Let $A$,$B$ and $C$ be the nodes of a hyperbolic triangle $\triangle$ in $\mathbb{H}^2$.
Suppose the angle $\alpha$ at $A$ has angle at least $\frac{\pi}{2}$. Show that side $BC$ has maximal length.
My attempt:
Let us maximise the angle $\alpha$ to $\frac{\pi}{2}$. In which case we may suppose $A=0$ and $BC$ is hypotenuse. Denoting the lengths of $BC$ by $c$, $AC$ by $a$ and $AB$ by $b$, we obtain:
$coshc=coshacoshb$
I'm not sure how to proceed.
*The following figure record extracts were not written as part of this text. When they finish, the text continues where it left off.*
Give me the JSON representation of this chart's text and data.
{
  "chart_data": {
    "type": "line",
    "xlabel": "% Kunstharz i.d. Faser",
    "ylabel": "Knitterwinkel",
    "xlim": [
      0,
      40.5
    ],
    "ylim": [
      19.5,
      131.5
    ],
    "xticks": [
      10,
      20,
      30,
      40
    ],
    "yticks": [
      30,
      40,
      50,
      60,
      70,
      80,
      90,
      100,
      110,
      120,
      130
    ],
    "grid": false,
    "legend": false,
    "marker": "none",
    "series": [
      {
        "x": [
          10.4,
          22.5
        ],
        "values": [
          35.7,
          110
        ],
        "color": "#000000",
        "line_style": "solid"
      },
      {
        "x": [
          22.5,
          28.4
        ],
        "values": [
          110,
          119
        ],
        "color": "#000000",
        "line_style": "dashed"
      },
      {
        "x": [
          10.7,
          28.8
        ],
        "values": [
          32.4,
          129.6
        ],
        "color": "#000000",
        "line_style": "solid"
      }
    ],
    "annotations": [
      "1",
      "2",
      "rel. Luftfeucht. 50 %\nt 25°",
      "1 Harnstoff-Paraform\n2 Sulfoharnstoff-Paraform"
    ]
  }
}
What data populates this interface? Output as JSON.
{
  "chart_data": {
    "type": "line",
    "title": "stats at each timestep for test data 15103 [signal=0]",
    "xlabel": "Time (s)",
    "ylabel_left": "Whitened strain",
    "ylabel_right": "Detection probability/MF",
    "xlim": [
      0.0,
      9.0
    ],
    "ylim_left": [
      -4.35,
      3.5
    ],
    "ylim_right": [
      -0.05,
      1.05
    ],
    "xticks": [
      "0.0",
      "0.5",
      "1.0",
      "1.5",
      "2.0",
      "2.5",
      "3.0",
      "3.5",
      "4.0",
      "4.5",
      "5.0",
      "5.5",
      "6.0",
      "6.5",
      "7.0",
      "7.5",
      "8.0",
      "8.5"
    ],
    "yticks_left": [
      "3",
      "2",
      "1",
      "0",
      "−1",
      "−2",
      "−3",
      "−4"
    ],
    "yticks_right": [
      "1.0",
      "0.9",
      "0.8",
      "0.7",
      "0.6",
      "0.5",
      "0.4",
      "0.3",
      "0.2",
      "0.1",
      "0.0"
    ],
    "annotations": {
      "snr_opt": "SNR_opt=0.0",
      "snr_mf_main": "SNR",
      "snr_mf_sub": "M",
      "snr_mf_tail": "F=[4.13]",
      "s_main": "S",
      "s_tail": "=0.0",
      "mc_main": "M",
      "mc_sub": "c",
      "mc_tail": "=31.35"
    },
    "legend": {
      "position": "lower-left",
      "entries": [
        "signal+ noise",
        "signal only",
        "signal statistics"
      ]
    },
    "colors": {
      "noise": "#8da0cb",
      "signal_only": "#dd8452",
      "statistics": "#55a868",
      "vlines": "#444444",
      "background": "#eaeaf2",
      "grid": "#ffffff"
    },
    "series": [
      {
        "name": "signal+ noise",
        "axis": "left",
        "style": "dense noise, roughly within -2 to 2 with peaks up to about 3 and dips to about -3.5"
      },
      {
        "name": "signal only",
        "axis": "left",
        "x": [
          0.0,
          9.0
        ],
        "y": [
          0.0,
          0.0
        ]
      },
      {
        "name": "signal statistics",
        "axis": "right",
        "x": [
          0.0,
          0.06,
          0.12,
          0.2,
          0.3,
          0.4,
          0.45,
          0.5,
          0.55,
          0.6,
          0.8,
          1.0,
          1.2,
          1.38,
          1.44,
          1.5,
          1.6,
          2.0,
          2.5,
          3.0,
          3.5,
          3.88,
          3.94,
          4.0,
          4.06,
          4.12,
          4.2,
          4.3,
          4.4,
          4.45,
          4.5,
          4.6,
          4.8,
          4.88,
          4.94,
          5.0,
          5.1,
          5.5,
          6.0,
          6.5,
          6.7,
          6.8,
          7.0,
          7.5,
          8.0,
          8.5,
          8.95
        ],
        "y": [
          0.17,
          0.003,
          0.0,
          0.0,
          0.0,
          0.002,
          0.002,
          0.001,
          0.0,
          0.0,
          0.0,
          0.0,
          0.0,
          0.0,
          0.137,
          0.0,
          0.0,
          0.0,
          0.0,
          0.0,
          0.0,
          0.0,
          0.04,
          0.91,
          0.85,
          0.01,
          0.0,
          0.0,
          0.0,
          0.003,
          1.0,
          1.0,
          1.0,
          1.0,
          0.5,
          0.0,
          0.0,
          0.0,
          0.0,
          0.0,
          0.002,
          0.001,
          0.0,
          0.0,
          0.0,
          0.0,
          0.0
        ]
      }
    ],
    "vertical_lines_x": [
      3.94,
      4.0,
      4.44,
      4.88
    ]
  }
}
But my thoughts are to show that we have some sort of monotonic relationships between angle $\alpha$ and side $BC$.
May someone offer help, please?
You don't need to maximise the angle:
Note that angles of triangles are taken to be between $0$ and $\pi$ each.
So, if $\alpha \leq \frac{\pi}{2}$, then $cos \alpha \leq 0$. Since the metric is non-negative, this implies that
$\cosh(c) \geq \cosh(a) \cosh(b)$
(Here I am using the generalised pythagoreas theorem)
This allows us to conclude the maximality of the side in question: Because as $\cosh(x)\geq 1$ for all $x\in \mathbb{R}$, we must have $\cosh(c)\geq\max(\cosh(a),\cosh(b))$. Thus, $c\geq max(a,b)$.